Showing his admiration for Hesjedal and his other teammates, Farrar later said, “I think as a team we’re riding an amazing Tour de France. And Ryder went down quite hard four or five days ago so it looks like this is a good sign that it’s starting to come back around for him.” Indeed, the effort he put in Wednesday showed that Hesjedal is coming around and he may be able to help his healthier teammates Tom Danielson and Christian Vande Velde in the climbing stages ahead.
As the team workers eased back into the 132-strong peloton heading into town on a long straightaway into Lavaur after reeling in the last of the breakaways, the final sprint did indeed involve Farrar, Greipel and Cavendish.
Entering the final kilometer, it looked as if the Manx Missile was going to have a simple path to the win as Mark Renshaw took up the pacer’s role from team locomotive Tony Martin; but then, with 600 meters to go, Cavendish said his shoe bumped against Frenchman Roman Feillu’s wheel and the buckle sprang loose — and he had to quickly clasp it shut before following Renshaw’s lead-out.
Meanwhile, Farrar said he and lead-out rider Julian Dean misjudged Garmin’s lead-out.

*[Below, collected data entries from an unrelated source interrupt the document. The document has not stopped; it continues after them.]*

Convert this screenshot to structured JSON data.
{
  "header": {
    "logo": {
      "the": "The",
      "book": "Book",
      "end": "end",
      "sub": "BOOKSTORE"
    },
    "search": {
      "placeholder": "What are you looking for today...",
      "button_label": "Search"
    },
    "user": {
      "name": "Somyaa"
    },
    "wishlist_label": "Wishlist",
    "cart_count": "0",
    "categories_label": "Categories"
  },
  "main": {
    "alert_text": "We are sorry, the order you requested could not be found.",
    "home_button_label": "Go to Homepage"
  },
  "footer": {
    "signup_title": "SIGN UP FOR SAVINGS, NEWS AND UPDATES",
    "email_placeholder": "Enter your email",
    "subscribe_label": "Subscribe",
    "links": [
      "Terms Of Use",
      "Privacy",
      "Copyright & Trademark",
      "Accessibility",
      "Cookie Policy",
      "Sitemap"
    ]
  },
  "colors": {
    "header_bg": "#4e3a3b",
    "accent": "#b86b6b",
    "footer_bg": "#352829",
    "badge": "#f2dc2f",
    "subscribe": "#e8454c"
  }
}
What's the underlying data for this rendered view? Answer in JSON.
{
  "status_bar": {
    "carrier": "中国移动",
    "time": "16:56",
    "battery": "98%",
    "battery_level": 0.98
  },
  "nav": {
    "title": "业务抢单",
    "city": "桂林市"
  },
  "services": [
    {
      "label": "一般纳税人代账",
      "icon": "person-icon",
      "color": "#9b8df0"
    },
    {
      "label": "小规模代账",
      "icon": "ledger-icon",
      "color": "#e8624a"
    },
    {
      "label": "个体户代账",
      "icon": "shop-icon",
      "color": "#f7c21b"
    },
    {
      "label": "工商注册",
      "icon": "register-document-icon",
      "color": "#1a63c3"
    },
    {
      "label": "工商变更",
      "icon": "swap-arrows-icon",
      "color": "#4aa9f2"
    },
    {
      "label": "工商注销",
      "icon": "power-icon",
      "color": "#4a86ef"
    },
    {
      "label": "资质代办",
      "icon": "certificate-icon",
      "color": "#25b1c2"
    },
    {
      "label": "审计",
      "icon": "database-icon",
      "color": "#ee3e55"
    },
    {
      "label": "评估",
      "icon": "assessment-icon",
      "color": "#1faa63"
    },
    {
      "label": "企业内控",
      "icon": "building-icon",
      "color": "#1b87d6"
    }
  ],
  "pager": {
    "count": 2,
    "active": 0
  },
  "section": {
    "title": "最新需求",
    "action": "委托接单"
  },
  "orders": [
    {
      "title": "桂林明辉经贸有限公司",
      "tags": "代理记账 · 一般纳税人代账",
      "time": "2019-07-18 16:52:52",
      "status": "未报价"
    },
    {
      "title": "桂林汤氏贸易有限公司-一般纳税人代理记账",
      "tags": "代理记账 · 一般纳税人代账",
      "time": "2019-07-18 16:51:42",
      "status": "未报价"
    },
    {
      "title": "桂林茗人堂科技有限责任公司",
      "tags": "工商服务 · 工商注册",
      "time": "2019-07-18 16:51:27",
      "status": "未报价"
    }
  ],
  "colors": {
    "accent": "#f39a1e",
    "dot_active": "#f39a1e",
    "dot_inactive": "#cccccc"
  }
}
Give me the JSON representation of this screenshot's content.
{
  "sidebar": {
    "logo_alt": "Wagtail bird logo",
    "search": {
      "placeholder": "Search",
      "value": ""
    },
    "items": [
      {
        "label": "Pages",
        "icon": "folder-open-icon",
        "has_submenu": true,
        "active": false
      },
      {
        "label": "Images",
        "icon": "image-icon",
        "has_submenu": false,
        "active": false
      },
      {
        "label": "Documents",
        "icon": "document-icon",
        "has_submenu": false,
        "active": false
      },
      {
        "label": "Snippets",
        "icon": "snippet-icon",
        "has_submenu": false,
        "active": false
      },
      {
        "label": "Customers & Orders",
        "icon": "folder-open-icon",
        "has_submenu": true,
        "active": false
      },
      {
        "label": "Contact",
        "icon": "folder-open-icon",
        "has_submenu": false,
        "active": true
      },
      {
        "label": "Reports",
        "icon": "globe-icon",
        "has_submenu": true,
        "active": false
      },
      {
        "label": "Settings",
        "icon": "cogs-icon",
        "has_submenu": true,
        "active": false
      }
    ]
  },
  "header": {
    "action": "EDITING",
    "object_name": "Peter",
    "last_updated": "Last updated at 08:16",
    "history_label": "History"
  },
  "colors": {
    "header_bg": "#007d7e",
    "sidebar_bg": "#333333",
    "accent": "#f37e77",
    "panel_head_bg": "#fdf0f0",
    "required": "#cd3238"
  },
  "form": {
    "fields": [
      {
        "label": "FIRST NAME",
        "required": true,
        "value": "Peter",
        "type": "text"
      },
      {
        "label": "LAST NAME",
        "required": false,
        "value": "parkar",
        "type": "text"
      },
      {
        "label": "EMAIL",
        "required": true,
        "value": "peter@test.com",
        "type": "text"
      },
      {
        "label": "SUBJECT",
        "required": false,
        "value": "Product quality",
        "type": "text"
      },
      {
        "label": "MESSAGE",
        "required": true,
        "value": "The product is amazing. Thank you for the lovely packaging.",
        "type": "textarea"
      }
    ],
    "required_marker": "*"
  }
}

“It was such a long straight you could see (the finish banner) from so far out you thought you were closer than you were,” Farrar said. “We got nervous and jumped just a little too early. If we’d waited a little bit longer it would have been OK. But we misjudged it and came 100 meters short on the lead-out.”
“And so they (Cavendish and Greipel) were able to come over us in the last 500 meters. But, no, there wasn’t much wind in the end really. Just a lot of rain.”
Losing, as Cavendish did to Greipel on Tuesday, is often a good medicine. And HTC didn’t want to take a second defeat in two days, knowing that this Tour has only two more possible sprint stages.
And Renshaw said that if he hadn’t have been dropped on stage 10’s final little hill that Cavendish would have won in Carmaux, too. “I’m sure if I would have been there for Cav, he wouldn’t have lost to André Greipel,” said the fast Aussie. “But it’s hard to be good every day, especially in the Tour de France. So I’m glad that we made amends today. We used the whole team, all our resources to win.”
Now Cavendish, Greipel and Farrar have to go into survival mode for the next three stages, hoping they don’t get eliminated in the mountains before they can renew their rivalry on Sunday’s stage into Montpellier. They’ll also be hoping it doesn’t rain again.